In the future, for the random forest model, we would probably make two different models to predict the number of votes received by each party given demographic data. The probabilities of that model could better help us predict the elections and describe a margin of error term that we are currently missing. If we had more data, we would also explore making a custom neural net (perhaps a shallow one with less than 15 nodes per layer). Using our logistic regression model, we were able to predict how many times each swing state would vote Democrat vs Republican for the years 2000-2016. In some cases, the states flipped once and didn’t go back, but in other cases they flipped more than once. A great next step would be to find a way to better predict and visualize exactly when (and how many times) the states flip. A limitation of the demographic study with house races, senate races, and presidential polls was that the demographics were fixed to a decade, so they did not change year to year. Being able to use more time dependent information, if it exists, would allow for deeper analysis on the changing demographics of America. Additionally, because basic logistic or linear models were used for the sake of coefficient understanding, next steps would include using more complex models (like neural nets) to engineer features across the many input features.

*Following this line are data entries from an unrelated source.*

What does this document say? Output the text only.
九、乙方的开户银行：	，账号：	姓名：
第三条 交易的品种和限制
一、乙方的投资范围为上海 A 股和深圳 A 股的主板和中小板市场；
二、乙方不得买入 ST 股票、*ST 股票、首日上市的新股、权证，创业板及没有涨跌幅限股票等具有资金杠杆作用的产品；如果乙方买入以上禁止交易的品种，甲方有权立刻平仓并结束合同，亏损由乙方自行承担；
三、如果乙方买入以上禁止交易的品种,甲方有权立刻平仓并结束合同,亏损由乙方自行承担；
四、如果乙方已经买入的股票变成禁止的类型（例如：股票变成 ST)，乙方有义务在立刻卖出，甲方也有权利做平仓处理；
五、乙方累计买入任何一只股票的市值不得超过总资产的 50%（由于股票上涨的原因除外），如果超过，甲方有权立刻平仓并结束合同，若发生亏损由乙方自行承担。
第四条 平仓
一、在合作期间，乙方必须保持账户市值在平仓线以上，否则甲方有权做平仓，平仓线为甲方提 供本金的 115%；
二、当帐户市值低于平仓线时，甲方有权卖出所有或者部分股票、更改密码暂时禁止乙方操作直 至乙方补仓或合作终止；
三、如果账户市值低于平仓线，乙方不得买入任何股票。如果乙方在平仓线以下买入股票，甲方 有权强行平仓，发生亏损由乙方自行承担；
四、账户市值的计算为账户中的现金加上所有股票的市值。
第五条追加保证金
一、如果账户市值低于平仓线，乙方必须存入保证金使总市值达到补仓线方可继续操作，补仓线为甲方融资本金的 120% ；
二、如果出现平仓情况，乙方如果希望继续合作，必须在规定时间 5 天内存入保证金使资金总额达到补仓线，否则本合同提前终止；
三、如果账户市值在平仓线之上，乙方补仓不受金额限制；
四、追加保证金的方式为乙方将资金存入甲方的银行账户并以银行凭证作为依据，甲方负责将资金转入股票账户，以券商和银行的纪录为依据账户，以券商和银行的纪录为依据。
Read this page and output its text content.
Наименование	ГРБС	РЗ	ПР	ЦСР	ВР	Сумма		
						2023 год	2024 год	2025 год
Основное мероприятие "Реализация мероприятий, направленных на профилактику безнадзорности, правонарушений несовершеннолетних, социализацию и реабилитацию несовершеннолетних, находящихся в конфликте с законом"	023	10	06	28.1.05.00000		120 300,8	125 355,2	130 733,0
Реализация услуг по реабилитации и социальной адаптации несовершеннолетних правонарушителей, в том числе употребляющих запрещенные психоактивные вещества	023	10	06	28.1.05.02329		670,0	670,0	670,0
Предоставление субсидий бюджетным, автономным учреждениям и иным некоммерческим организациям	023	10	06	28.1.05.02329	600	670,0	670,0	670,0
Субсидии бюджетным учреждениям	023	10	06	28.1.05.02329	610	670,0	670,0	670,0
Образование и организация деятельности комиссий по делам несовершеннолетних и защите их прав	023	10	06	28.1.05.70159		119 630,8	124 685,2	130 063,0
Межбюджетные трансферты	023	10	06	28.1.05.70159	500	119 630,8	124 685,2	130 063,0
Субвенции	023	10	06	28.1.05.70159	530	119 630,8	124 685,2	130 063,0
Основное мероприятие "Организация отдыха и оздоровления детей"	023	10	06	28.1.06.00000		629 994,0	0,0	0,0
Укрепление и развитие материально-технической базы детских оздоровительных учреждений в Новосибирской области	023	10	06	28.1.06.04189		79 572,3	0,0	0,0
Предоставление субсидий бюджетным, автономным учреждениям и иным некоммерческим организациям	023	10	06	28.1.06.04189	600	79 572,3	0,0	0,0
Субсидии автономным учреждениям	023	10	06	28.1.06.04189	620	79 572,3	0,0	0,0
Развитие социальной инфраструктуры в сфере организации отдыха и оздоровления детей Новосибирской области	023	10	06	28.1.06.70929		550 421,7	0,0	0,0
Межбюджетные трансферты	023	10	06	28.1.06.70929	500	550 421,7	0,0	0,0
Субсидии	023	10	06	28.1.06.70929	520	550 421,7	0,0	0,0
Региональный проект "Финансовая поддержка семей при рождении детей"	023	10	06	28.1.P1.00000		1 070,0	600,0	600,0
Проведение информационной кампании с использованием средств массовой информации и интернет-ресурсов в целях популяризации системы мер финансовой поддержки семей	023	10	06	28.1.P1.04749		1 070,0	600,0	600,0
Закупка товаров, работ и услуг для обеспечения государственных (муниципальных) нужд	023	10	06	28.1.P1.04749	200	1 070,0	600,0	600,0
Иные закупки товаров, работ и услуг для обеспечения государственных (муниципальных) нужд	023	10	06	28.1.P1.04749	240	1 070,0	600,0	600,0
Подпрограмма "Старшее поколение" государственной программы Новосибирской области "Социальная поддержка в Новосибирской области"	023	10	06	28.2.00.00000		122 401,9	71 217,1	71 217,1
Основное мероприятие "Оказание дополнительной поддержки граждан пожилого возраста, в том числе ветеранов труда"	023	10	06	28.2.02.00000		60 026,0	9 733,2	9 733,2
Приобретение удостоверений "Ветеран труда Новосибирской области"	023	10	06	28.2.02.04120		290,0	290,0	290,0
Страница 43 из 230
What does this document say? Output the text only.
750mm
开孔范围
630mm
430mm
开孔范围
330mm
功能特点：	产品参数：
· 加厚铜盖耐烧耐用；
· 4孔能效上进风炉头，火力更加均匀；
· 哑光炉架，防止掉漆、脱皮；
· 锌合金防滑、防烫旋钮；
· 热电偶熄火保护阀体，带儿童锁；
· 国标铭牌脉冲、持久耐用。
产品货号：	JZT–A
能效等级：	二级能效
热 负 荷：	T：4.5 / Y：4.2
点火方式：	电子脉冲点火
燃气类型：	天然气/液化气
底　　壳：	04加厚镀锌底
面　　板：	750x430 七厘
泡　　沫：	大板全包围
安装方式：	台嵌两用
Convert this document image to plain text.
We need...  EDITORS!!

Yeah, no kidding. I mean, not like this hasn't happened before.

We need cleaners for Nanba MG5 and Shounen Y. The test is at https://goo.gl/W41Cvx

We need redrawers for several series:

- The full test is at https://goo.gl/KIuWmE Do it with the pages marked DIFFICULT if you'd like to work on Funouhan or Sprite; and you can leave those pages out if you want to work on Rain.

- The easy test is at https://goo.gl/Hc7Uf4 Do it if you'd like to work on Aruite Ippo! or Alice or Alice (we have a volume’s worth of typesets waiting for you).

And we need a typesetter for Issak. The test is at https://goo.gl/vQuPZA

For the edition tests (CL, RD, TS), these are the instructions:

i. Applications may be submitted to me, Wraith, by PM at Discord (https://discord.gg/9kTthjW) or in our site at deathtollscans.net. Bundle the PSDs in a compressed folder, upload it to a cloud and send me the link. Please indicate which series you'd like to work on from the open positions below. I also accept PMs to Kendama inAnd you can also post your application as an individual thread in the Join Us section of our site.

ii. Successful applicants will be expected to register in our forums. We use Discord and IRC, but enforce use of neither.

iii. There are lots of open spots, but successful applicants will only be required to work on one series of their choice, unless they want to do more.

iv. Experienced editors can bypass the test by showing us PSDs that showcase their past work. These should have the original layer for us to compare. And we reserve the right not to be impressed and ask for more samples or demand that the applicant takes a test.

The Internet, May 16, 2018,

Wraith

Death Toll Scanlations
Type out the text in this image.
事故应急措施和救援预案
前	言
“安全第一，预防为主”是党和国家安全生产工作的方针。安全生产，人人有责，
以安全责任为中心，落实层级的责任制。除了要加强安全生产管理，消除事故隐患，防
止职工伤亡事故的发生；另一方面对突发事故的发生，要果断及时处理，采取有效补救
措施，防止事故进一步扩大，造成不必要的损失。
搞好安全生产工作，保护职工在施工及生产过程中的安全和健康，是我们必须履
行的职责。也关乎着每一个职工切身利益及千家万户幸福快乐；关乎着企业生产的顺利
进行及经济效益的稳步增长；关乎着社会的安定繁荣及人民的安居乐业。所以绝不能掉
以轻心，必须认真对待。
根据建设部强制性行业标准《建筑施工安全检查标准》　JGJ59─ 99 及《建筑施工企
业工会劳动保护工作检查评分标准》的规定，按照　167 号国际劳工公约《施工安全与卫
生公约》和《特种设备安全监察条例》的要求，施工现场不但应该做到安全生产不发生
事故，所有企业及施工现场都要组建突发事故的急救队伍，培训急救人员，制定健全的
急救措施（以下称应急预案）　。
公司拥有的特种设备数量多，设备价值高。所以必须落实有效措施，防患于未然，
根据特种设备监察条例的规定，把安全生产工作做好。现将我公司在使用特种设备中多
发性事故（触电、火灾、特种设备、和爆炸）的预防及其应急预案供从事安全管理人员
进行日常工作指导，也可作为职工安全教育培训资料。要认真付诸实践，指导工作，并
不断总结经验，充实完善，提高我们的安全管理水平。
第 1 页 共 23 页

To improve the presidential prediction model, we would also want to investigate custom loss functions, so that electoral college votes and the closeness (in the polls) would be important in determining how much loss to assign incorrect probabilities.

## Conclusion

We conclude that demographic data can be used to predict the results of presidential elections with a high degree of accuracy. However, they do not provide a comprehensive understanding of the voting demographics. The presidential election is an important event for a country and being able to model chances of winning in a particular state can be a useful tool in campaigning. During the campaigning process, candidates should ensure that voters are treated as individuals as opposed to groups. Our analysis sheds light on the usefulness of poll data in making election predictions as well. The polls are more accurate than just demographic data alone, however they do make errors that correlate with demographic information. Our analysis shows that demographic and poll data can indeed be used to make fairly accurate predictions for elections and that analytical tools and models can be leveraged for campaigning in future election cycles. More broadly, this kind of analysis can be applied to elections in other countries, depending on availability of data.